Disaster Aeromedical Staging Facility (DASF): Created by adding a CASF nursing personnel package to a MASF, the DASF is a 43-person, temporary AE staging facility that supports rapid response patient staging, limited holding and supports civil disaster response operations and will optimally operate out of existing buildings of opportunity. The DASF is equipped and staffed with patient care and support personnel for a throughput planning factor of 140 patients in a 24- hour period with a maximum 1-2 hour patient hold time. (Maj J. Langevin, DoD [U.S. Transportation Command {on behalf of U.S. Air Force Air Combat Command}], personal communication 2011 Aug 29) Navy

  • Mercy-Class Hospital Ship (T-AH): Operated by MSC, these two CONUS-based ships are primarily intended to provide emergency afloat or pier-side hospital level care, including advance inpatient critical and surgical care. They each contain 12 fully-equipped ORs, over 500 hospital beds (almost half the beds are top bunks), digital radiological services, a medical laboratory, a pharmacy, an optometry lab, a Computerized Axial Tomography (CAT)-scan capability, and two oxygen producing plants. Each ship is equipped with a helicopter deck capable of landing large military helicopters. The ships also have side ports to take on patients at sea. These ships conform to the Geneva Convention as hospitals.

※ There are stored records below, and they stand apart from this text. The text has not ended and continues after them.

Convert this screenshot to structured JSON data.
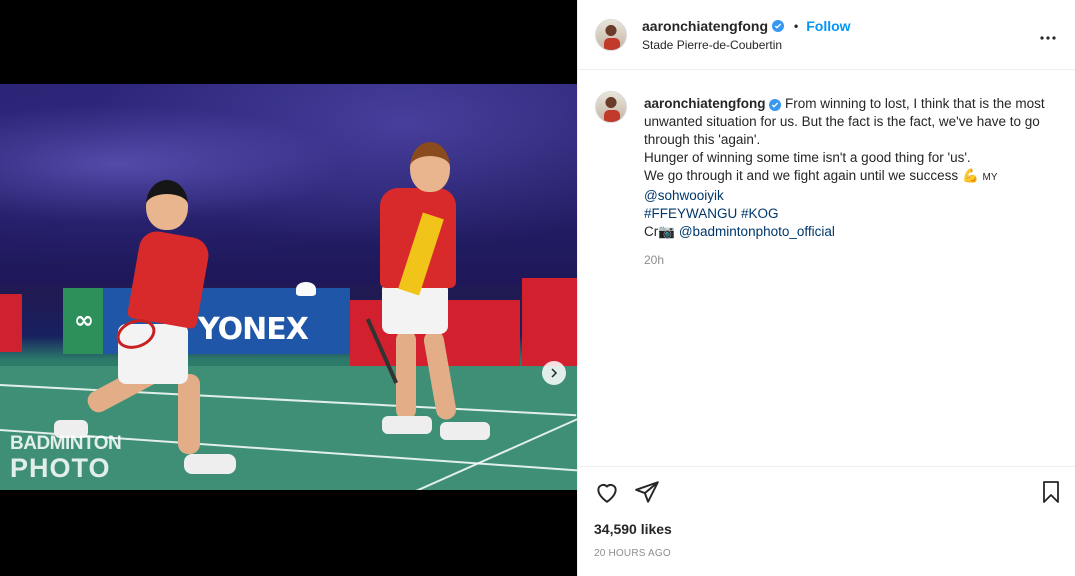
{
  "post": {
    "username": "aaronchiatengfong",
    "verified": true,
    "separator": "•",
    "follow_label": "Follow",
    "location": "Stade Pierre-de-Coubertin",
    "more_icon": "more-horizontal-icon",
    "media": {
      "watermark_line1": "BADMINTON",
      "watermark_line2": "PHOTO",
      "ad_text": "YONEX",
      "carousel_total": 2,
      "carousel_active": 1
    },
    "caption": {
      "line1": "From winning to lost, I think that is the most unwanted situation for us. But the fact is the fact, we've have to go through this 'again'.",
      "line2": "Hunger of winning some time isn't a good thing for 'us'.",
      "line3_pre": "We go through it and we fight again until we success",
      "line3_emoji": "💪",
      "line3_post": "MY",
      "mention1": "@sohwooiyik",
      "hashtags": "#FFEYWANGU #KOG",
      "credit_prefix": "Cr",
      "credit_emoji": "📷",
      "mention2": "@badmintonphoto_official",
      "relative_time": "20h"
    },
    "likes": "34,590 likes",
    "posted_ago": "20 HOURS AGO",
    "colors": {
      "follow": "#0095f6",
      "verified": "#3897f0",
      "link": "#00376b",
      "meta": "#8e8e8e"
    }
  }
}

  • Amphibious Assault Ship (Tarawa-Class [LHA] and Wasp-Class [LHD]): Primarily intended to land and sustain Marines once ashore, these nine CONUS-based ships (two LHA / seven LHD) can be tasked as part of a DSCA response force. Their Medical Departments provide primary health care and emergency capabilities to the ship's crew and embarked personnel. Medical elevators rapidly transfer casualties from the flight deck and hangar bay to the medical facilities.

    • The LHA provides four ORs, ten ward beds, three intensive care unit (ICU) beds, a 1,000-unit blood bank, and x-ray capabilities in addition to full dental facilities. With augmentation it can provide 15 ICU and 45 ward beds.

    • The LHD provides a surgical capability of six (four main and two emergency) ORs, along with 15 ICU / recovery beds, 45 ward / holding beds, laboratories, and a blood bank.

Each ship is capable of providing medical assistance to 60 patients per day for one day, 40 patients per day for four days, and 30 patients, on a sustained basis, based on patient evacuation policy of 24 hours.

  • Expeditionary Medical Facility (EMF [10-116 Bed]): Intended to support a COCOM, the EMF is a scalable facility, capable of providing two ORs (2-4 operating tables), 4-20 ICU beds, and 6-96 acute care beds, as well as laboratory, X-ray, and pharmacy services.

Marine Corps (Medical and dental support is provided by the Navy)

  • Medical Battalion (MedBn): Assigned to the Marine Logistics Group, the three AC and one RC MedBns are the primary source of HSS above the battalion / squadron and regiment / group-level aid station; it provides resuscitative care and temporary holding of casualties. It is composed of a Headquarters & Service Company which includes eight Shock and Trauma Platoons, and three Surgical Companies, each of which is capable of establishing three ORs and a 60-bed ward, along with laboratory, X-ray, and pharmacy services.[16]